At endpoint, both groups showed significant reductions in the PANSS-CH scores (total, Positive, Negative, and General Psychopathology subscale) (Table 2), and the magnitudes of the reductions in the PANSS-CH scores were similar in the two groups. However, at endpoint, the haloperidol group had significantly higher ESRS-P scores than the risperidone group, despite having received adjuvant anti-parkinsonian medications. Overall, risperidone and haloperidol seemed to improve clinical symptoms equally well, while the latter induced more severe symptoms of parkinsonism.
The CPT performance of the schizophrenic patients was much poorer than that of the general population, as revealed by the negative adjusted z scores of d′ (Table 3. The performance on the degraded CPT was significantly lower than that on the undegraded CPT in both groups, both at baseline and at endpoint. The two groups had similar CPT performance scores at baseline except for the lnβ. At endpoint, however, the raw score and adjusted z score of the undegraded CPT d′ of the risperidone group were significantly higher than those of the haloperidol group (t = 2.07, df = 37, p = .05, and t = 2.00, df = 37, p = .05, respectively). When considered longitudinally, none of the CPT indexes changed significantly from baseline to endpoint, in either group (Table 3).
The Pearson correlation between d′ and Δd′ was moderate (r = 0.35, n = 38, p = .03) for the undegraded CPT but was unremarkable (r = 0.005, n = 38, p = .98) for the degraded CPT. When the Δd′s of patients whose baseline adjusted z score of d′ in the upper 50% were compared with those of patients whose baseline adjusted z score of d′ in the lower 50% by independent t-test, the difference was not significant for both the undegraded and degraded CPT.
When CPT indexes were regressed on the type of neuroleptics and the concurrent scores on the PANSS total scale and the ESRS-P, none of the independent variables could predict the CPT performances at both baseline and endpoint, respectively.

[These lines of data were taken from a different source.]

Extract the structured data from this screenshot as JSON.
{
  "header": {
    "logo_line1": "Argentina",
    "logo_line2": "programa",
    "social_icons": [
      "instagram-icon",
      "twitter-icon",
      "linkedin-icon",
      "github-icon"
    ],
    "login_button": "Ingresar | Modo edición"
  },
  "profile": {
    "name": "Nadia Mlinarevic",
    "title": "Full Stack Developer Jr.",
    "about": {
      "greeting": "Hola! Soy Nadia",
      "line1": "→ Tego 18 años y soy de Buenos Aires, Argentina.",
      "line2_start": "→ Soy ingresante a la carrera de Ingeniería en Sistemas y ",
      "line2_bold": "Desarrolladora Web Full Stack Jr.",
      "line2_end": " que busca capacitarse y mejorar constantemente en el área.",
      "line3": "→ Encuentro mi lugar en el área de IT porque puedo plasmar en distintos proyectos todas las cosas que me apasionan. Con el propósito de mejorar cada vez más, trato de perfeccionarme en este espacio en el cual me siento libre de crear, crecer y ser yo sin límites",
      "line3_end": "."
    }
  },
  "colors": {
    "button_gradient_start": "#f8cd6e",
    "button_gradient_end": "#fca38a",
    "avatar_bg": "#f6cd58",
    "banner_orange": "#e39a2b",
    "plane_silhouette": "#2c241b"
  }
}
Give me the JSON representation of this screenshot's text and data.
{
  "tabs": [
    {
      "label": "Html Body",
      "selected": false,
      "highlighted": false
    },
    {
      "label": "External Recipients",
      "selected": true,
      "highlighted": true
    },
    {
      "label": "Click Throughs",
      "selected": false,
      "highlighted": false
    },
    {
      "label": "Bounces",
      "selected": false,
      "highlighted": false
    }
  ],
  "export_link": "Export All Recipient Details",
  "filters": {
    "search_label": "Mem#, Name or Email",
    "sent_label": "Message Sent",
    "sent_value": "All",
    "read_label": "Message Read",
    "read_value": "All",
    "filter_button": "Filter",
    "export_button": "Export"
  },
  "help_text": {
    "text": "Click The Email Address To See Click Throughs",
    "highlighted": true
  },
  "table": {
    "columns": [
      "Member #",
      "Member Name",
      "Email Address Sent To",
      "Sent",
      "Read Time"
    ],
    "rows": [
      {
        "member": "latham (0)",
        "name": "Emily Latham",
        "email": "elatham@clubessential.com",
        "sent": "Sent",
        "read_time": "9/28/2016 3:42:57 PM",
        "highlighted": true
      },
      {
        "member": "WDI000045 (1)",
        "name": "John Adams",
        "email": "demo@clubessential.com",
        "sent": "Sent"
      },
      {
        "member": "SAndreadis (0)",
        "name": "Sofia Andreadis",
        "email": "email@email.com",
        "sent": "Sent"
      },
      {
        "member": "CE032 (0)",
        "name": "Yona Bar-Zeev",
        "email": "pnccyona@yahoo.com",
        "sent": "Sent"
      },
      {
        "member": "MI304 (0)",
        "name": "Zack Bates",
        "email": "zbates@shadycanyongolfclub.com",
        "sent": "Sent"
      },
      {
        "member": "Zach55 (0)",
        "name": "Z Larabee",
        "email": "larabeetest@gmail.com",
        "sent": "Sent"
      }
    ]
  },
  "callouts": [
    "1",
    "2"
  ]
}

Briefly, the linear regression models consisting of the three independent variables did not predict d′ at either baseline (F = .60, df = 37, p = .62 for the undegraded CPT, and F = .69, df = 37, p = .57 for the degraded CPT) or endpoint (F = 1.36, df = 37, p = .27 for the undegraded CPT, and F = .20, df = 37, p = .89 for the degraded CPT). Similarly, none of the three independent variables were associated with the other CPT performance indexes, either at baseline or at endpoint (data not shown).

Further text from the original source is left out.